GUNPOWDER, BBC1, 9.10pm
ON the eve of Guy Fawkes night comes the bloody finale of the Guy Fawkes story.
All over the country tomorrow, kids will be burning the guy and I wonder how many of them know what it actually represents? Although you can hardly ask them to learn the story by watching this series; it’s been a bit, er, grisly.
Westminster is due to have its State Opening tomorrow, November 5, 1605 – that notorious date – and the plotters are secretly unloading their barrels of gunpowder down in the basements.
Of course, we all know how the story turns out, with the plotters discovered and then taken to be horribly hanged, drawn and quartered. The power of this drama is such that the plot hardly matters. We’re watching for the agonising tension of seeing them caught, the horror in knowing what befalls them, and so see their brutal disappointment in their plan going to ruin.

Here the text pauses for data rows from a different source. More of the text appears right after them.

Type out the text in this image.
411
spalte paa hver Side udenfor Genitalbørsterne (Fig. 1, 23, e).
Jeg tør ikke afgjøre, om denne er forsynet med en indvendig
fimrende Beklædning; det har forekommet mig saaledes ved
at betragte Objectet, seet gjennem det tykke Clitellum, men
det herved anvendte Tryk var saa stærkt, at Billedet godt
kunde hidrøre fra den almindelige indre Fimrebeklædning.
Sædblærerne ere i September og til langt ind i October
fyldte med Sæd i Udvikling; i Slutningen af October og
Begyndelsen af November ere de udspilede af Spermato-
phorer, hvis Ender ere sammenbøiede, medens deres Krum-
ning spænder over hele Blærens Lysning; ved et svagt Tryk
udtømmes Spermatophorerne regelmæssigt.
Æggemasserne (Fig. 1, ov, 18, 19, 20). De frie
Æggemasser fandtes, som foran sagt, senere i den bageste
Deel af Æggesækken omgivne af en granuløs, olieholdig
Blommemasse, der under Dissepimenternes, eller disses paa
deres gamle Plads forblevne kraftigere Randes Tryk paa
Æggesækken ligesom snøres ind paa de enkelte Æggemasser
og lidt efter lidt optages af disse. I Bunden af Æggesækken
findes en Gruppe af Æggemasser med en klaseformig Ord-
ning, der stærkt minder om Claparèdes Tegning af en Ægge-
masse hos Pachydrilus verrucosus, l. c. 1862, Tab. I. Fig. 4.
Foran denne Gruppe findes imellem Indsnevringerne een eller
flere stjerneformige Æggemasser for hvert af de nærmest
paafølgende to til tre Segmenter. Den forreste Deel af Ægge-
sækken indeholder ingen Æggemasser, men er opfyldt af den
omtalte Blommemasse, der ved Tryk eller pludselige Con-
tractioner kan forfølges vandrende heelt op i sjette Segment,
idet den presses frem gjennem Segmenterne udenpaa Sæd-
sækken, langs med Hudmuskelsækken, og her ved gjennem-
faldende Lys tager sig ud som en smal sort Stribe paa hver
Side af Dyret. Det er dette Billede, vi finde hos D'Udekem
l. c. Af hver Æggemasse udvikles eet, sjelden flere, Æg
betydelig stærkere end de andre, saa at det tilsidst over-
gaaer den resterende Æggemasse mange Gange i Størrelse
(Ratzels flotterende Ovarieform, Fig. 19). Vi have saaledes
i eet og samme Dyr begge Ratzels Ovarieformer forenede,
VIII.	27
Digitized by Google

These days they would be called terrorists, yet the drama is able to insert a certain nobility to their cause given that it’s safely tucked in history.
VOLATILE EARTH, C4, 7pm
WE’VE had to put our central heating on because the weather has turned nasty – by “nasty” I mean the temperature dwindled to about 4°C last week. Thankfully that’s the worst we have to contend with in Scotland, give or take the occasional bit of snow or wind. Fierce weather and dramatic volcanoes simply don’t bother us here, although that doesn’t stop us complaining!

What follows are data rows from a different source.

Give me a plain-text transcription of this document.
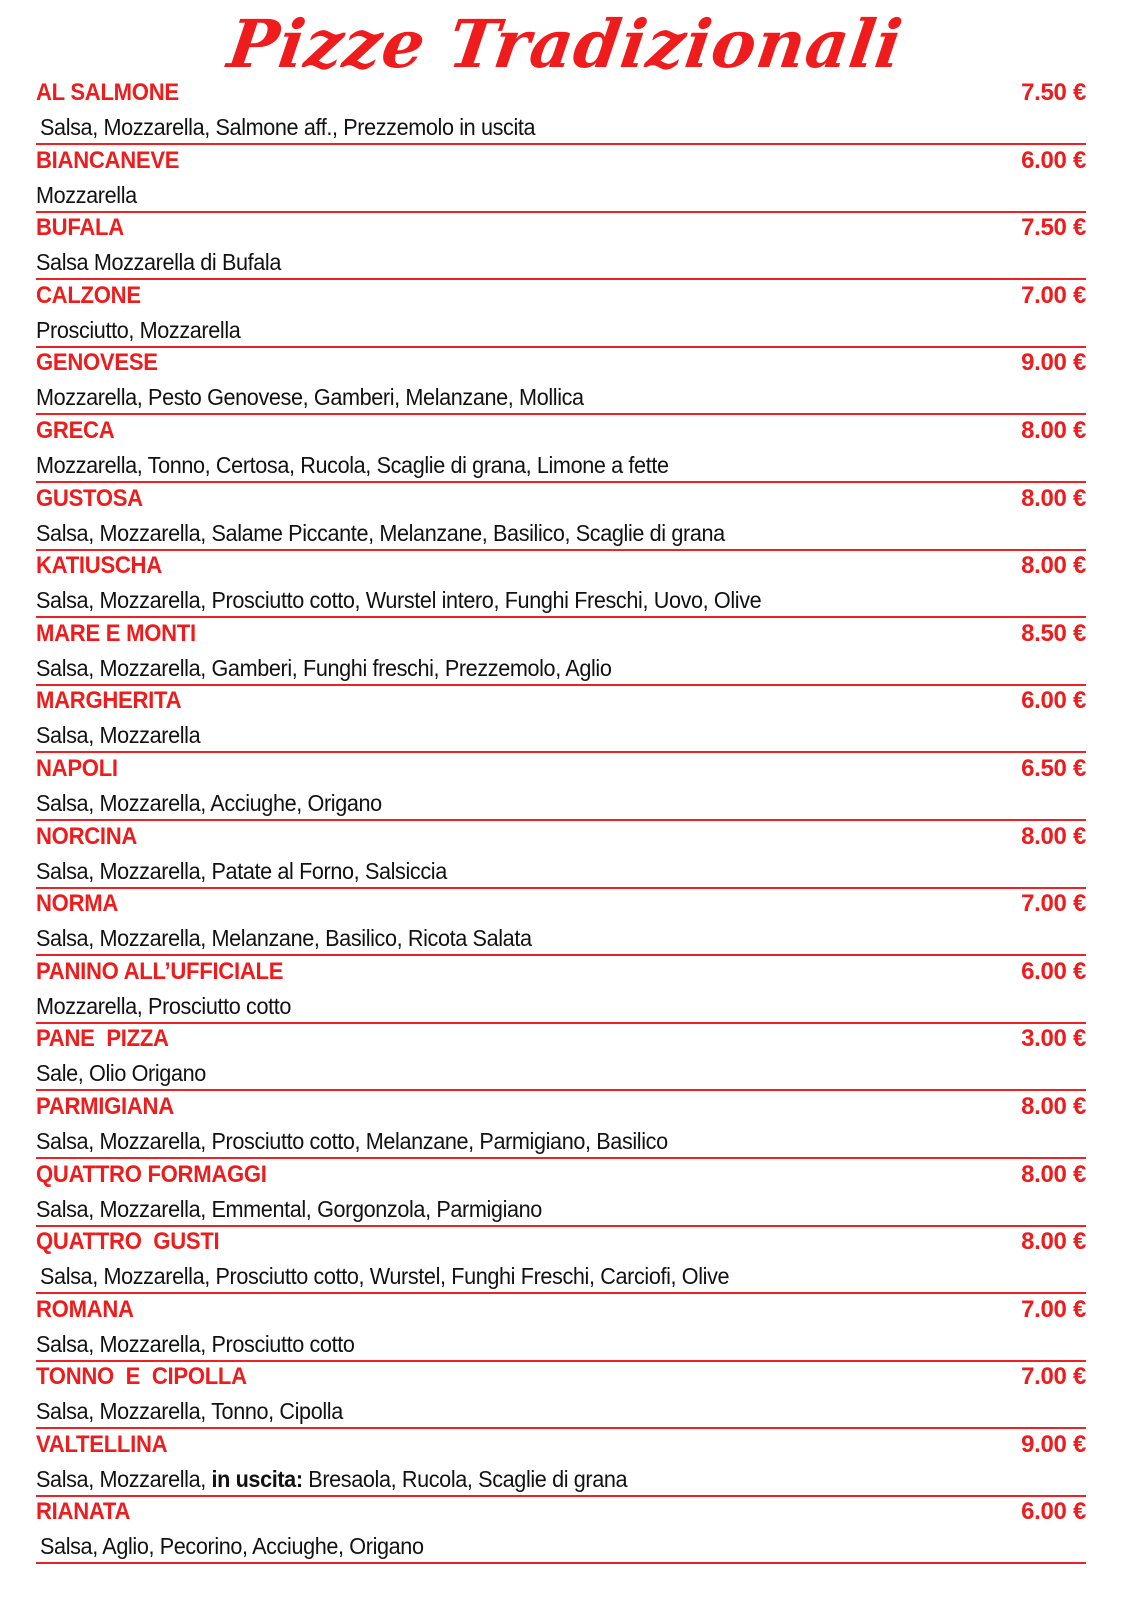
Pizze Tradizionali
AL SALMONE	7.50 €
Salsa, Mozzarella, Salmone aff., Prezzemolo in uscita
BIANCANEVE	6.00 €
Mozzarella
BUFALA	7.50 €
Salsa Mozzarella di Bufala
CALZONE	7.00 €
Prosciutto, Mozzarella
GENOVESE	9.00 €
Mozzarella, Pesto Genovese, Gamberi, Melanzane, Mollica
GRECA	8.00 €
Mozzarella, Tonno, Certosa, Rucola, Scaglie di grana, Limone a fette
GUSTOSA	8.00 €
Salsa, Mozzarella, Salame Piccante, Melanzane, Basilico, Scaglie di grana
KATIUSCHA	8.00 €
Salsa, Mozzarella, Prosciutto cotto, Wurstel intero, Funghi Freschi, Uovo, Olive
MARE E MONTI	8.50 €
Salsa, Mozzarella, Gamberi, Funghi freschi, Prezzemolo, Aglio
MARGHERITA	6.00 €
Salsa, Mozzarella
NAPOLI	6.50 €
Salsa, Mozzarella, Acciughe, Origano
NORCINA	8.00 €
Salsa, Mozzarella, Patate al Forno, Salsiccia
NORMA	7.00 €
Salsa, Mozzarella, Melanzane, Basilico, Ricota Salata
PANINO ALL’UFFICIALE	6.00 €
Mozzarella, Prosciutto cotto
PANE  PIZZA	3.00 €
Sale, Olio Origano
PARMIGIANA	8.00 €
Salsa, Mozzarella, Prosciutto cotto, Melanzane, Parmigiano, Basilico
QUATTRO FORMAGGI	8.00 €
Salsa, Mozzarella, Emmental, Gorgonzola, Parmigiano
QUATTRO  GUSTI	8.00 €
Salsa, Mozzarella, Prosciutto cotto, Wurstel, Funghi Freschi, Carciofi, Olive
ROMANA	7.00 €
Salsa, Mozzarella, Prosciutto cotto
TONNO  E  CIPOLLA	7.00 €
Salsa, Mozzarella, Tonno, Cipolla
VALTELLINA	9.00 €
Salsa, Mozzarella, in uscita: Bresaola, Rucola, Scaglie di grana
RIANATA	6.00 €
Salsa, Aglio, Pecorino, Acciughe, Origano
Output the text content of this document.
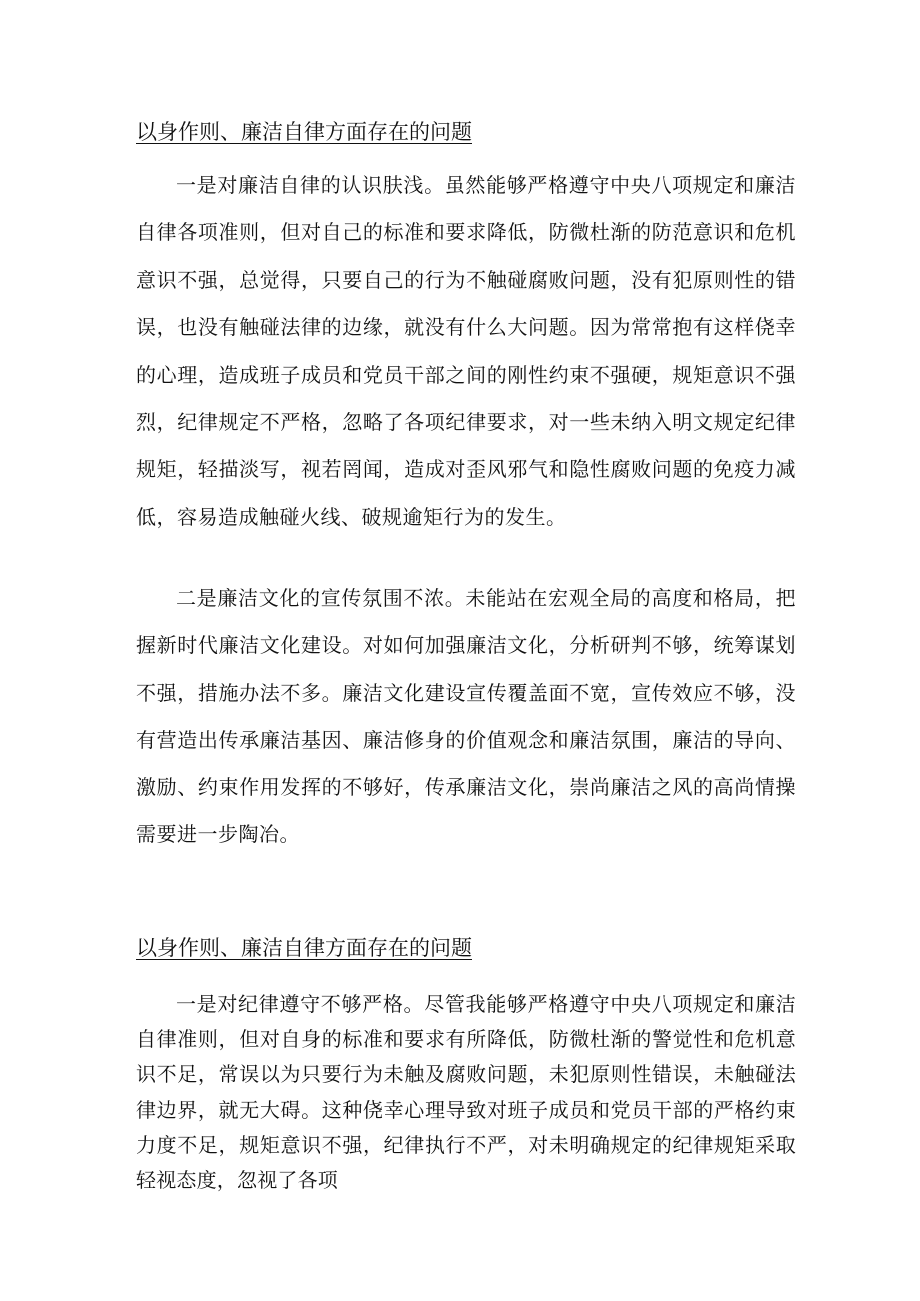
以身作则、廉洁自律方面存在的问题

一是对廉洁自律的认识肤浅。虽然能够严格遵守中央八项规定和廉洁自律各项准则，但对自己的标准和要求降低，防微杜渐的防范意识和危机意识不强，总觉得，只要自己的行为不触碰腐败问题，没有犯原则性的错误，也没有触碰法律的边缘，就没有什么大问题。因为常常抱有这样侥幸的心理，造成班子成员和党员干部之间的刚性约束不强硬，规矩意识不强烈，纪律规定不严格，忽略了各项纪律要求，对一些未纳入明文规定纪律规矩，轻描淡写，视若罔闻，造成对歪风邪气和隐性腐败问题的免疫力减低，容易造成触碰火线、破规逾矩行为的发生。

二是廉洁文化的宣传氛围不浓。未能站在宏观全局的高度和格局，把握新时代廉洁文化建设。对如何加强廉洁文化，分析研判不够，统筹谋划不强，措施办法不多。廉洁文化建设宣传覆盖面不宽，宣传效应不够，没有营造出传承廉洁基因、廉洁修身的价值观念和廉洁氛围，廉洁的导向、激励、约束作用发挥的不够好，传承廉洁文化，崇尚廉洁之风的高尚情操需要进一步陶冶。

以身作则、廉洁自律方面存在的问题

一是对纪律遵守不够严格。尽管我能够严格遵守中央八项规定和廉洁自律准则，但对自身的标准和要求有所降低，防微杜渐的警觉性和危机意识不足，常误以为只要行为未触及腐败问题，未犯原则性错误，未触碰法律边界，就无大碍。这种侥幸心理导致对班子成员和党员干部的严格约束力度不足，规矩意识不强，纪律执行不严，对未明确规定的纪律规矩采取轻视态度，忽视了各项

This new series will remind anyone who’s tempted to grumble about the weather that we’re actually very safe, cosy and lucky to live in a landscape untroubled by the terrors the Earth is capable of producing.
In the first of this three-part series we look at “killer volcanoes”, as the scientists try to pinpoint those moments in world history where the most fearsome and deadly natural disasters occurred. Tonight we’re told of a fierce volcanic eruption which happened in 1250.
Look at the mild, grey sky today, and the slightly chilly breeze, and be quietly grateful for peaceful Scotland.